Dirinya menjelaskan, tiga bulan lalu dirinya bersama Menaker menandatangani kesepakatan kuota rumah subsidi untuk buruh sebanyak 20 ribu unit. Namun, menilai kebijakan rumah murah ini sangat diminati oleh buruh, Menteri PKP menyepakati penambahan kuota rumah subsidi tersebut menjadi 50 ribu unit. Hingga saat ini, BP Tapera mencatat sudah 36.629 unit terealisasi.

Hari ini, berdasarkan data yang dirilis oleh BP Tapera, tercatat sudah ada 36.629 unit rumah subsidi yang kuncinya telah diserahkan kepada penerima. Angka ini menunjukkan peningkatan sekitar 183 persen dibandingkan periode sebelumnya.

Sebelumnya, pada 10 April 2025, Menteri PKP, Menaker, dengan Kepala BPS Amalia Adininggar Widyasanti menandatangani Nota Kesepahaman tentang Dukungan Perumahan Subsidi untuk Pekerja/Buruh. Saat itu, kuota awal ditetapkan 20 ribu unit untuk buruh atau pekerja di berbagai wilayah Indonesia.
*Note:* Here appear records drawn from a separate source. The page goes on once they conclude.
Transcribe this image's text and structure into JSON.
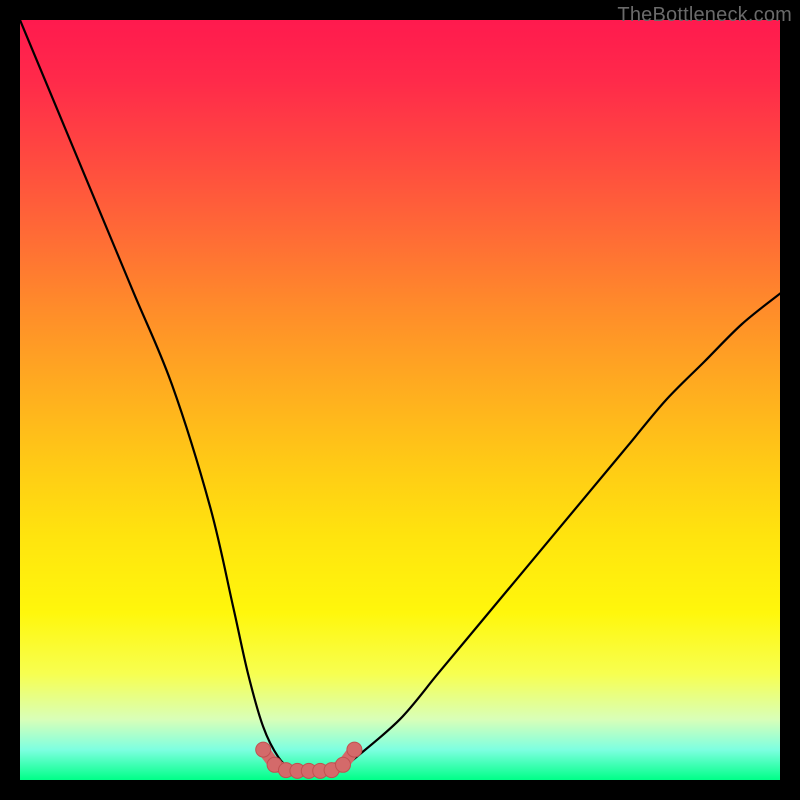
{
  "watermark": "TheBottleneck.com",
  "colors": {
    "gradient_top": "#ff1a4e",
    "gradient_mid": "#ffe40e",
    "gradient_bottom": "#00ff88",
    "curve_stroke": "#000000",
    "marker_fill": "#d46a6a",
    "marker_stroke": "#c05050",
    "frame": "#000000"
  },
  "chart_data": {
    "type": "line",
    "title": "",
    "xlabel": "",
    "ylabel": "",
    "xlim": [
      0,
      100
    ],
    "ylim": [
      0,
      100
    ],
    "series": [
      {
        "name": "curve",
        "x": [
          0,
          5,
          10,
          15,
          20,
          25,
          28,
          30,
          32,
          34,
          36,
          38,
          40,
          42,
          44,
          50,
          55,
          60,
          65,
          70,
          75,
          80,
          85,
          90,
          95,
          100
        ],
        "y": [
          100,
          88,
          76,
          64,
          52,
          36,
          23,
          14,
          7,
          3,
          1.2,
          1.2,
          1.2,
          1.2,
          2.8,
          8,
          14,
          20,
          26,
          32,
          38,
          44,
          50,
          55,
          60,
          64
        ]
      }
    ],
    "markers": {
      "name": "bottom-markers",
      "x": [
        32,
        33.5,
        35,
        36.5,
        38,
        39.5,
        41,
        42.5,
        44
      ],
      "y": [
        4,
        2,
        1.3,
        1.2,
        1.2,
        1.2,
        1.3,
        2,
        4
      ]
    }
  }
}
Menaker menambahkan, program rumah subsidi ini merupakan bentuk perhatian Presiden RI kepada buruh dan tenaga kerja. Program ini juga berjalan karena kerja sama lintas kementerian.

“Artinya kebijakan Presiden Prabowo Menaikan kuota rumah subsidi dari sebelumnya 220 ribu terbesar sepanjang sejarah Indonesia menjadi 350 ribu tepat,” ujarnya.

Realisasi Penyaluran Rumah Subsidi

Badan Pengelola Tabungan Perumahan Rakyat (BP Tapera) mencatat realisasi penyaluran Fasilitas Likuiditas Pembiayaan Perumahan (FLPP) atau rumah subsidi per 14 Agustus 2025 telah mencapai 153.599 unit.

“Dari 1 Januari hingga hari ini 14 Agustus 2025, realisasi KPR FLPP yang sudah ditempati dan tersalurkan dari BP Tapera ke bank penyalur mencapai 153.599 unit,” ujar Komisioner BP Tapera Heru Pudyo Nugroho.

Dirinya juga menambahkan, jika menghitung unit rumah subsidi yang masih dalam proses pembangunan sampai dengan penyaluran, total penyaluran mencapai 196.307 unit. Ia optimistis dalam dua bulan ke depan seluruh unit tersebut rampung dibangun dan siap akad.

 

 

Akad 25 Ribu Unit

Di kesempatan yang sama, Menteri Perumahan dan Kawasan Permukiman (PKP), Maruarar Sirait mengungkapkan pemerintah menargetkan peluncuran atau akad 25 ribu unit rumah subsidi pada September 2025.

“Dan bulan depan kami akan membuat di hari yang sama, bulan September pertama kali 25 ribu rumah akan diluncurkan. 25 ribu? akad ya? akad 25 ribu (unit). Kemudian, itu bulan Desember 50 ribu, dan mayoritas itu adalah tenaga kerja buruh Indonesia,” ungkapnya.